Dans une intervention remarquée devant le Conseil des droits de l’homme à Genève, la ministre d’État des Affaires sociales et humanitaires, Ève Bazaiba, a dépeint un panorama aussi sombre qu’implacable de la situation dans l’Est de la République Démocratique du Congo. Ce tableau, dressé avec une précision chirurgicale, ne laisse place à aucune ambiguïté : la sécurité RDC Est reste un mythe face à la réalité quotidienne des populations. Mais au-delà du constat, la démarche de Kinshasa révèle-t-elle une stratégie politique visant à secouer l’apathie de la communauté internationale, ou s’agit-il d’un aveu d’impuissance face à une crise dont les ramifications semblent inextricables ?
La ministre a méthodiquement déroulé les éléments constitutifs de la crise humanitaire RDC, soulignant que celle-ci plonge ses racines dans « plusieurs décennies de crises ». Cette formulation, loin d’être anodine, place la responsabilité sur une temporalité longue, interrogeant indirectement l’efficacité des réponses successives, tant nationales qu’internationales. Le cœur du problème, selon son analyse, réside dans « l’insécurité persistante », principal moteur des déplacements massifs et des violations graves des droits humains. En pointant du doigt « la présence de multiples milices » et « l’agression du Rwanda », Ève Bazaiba a opéré un cadrage clair du conflit, insistant sur sa dimension régionale et son caractère exogène. Ce discours, tenu devant l’instance onusienne, représente un plaidoyer calculé pour une prise de conscience globale. La participation à cette session du Conseil droits de l’homme est ainsi érigée en tribune stratégique, une opportunité pour transformer une tragédie souvent reléguée au rang de « conflit oublié » en une priorité absolue de l’agenda international.

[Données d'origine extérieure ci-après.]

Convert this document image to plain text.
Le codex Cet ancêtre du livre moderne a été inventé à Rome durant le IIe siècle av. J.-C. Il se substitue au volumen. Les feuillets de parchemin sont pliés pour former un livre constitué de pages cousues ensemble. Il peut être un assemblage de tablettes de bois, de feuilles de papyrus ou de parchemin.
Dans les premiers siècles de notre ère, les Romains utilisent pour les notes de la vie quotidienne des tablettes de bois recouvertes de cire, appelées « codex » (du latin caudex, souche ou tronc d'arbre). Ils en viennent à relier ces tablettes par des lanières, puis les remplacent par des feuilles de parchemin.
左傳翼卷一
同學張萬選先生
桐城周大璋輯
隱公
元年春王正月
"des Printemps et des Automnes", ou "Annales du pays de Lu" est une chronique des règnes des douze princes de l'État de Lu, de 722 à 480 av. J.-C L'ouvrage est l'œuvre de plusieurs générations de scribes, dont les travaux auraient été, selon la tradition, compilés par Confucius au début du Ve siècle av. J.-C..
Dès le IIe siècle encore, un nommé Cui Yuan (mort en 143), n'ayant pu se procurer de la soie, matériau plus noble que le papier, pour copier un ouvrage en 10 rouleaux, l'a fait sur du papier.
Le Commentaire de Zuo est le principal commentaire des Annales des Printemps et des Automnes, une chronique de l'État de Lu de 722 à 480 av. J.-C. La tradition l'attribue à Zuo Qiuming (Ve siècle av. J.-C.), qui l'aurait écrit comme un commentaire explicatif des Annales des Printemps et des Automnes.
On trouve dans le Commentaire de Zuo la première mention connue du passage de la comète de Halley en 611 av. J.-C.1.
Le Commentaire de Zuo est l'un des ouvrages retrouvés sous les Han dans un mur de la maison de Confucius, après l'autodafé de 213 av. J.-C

Cependant, le véritable coup de théâtre de son intervention réside dans les chiffres avancés concernant la réponse humanitaire. La ministre a rappelé l’existence, depuis le 1er décembre 2025, d’un plan d’urgence chiffré à 1,4 milliard de dollars américains, destiné à porter secours à plus de 7 millions de personnes. Le contraste entre l’ambition de ce plan et la réalité de son financement urgence RDC est saisissant. « Le niveau de financement reste largement insuffisant », a-t-elle déploré, une litote qui en dit long sur le fossé abyssal entre les besoins criants et les engagements concrets de la coopération internationale. Cet aveu public d’un échec collectif à mobiliser les ressources nécessaires interpelle. Eve Bazaiba, en brandissant ce déficit financier, joue un rôle périlleux : celui de la messagère d’une vérité dérangeante, tout en s’exposant aux critiques sur la gestion interne des fonds déjà alloués.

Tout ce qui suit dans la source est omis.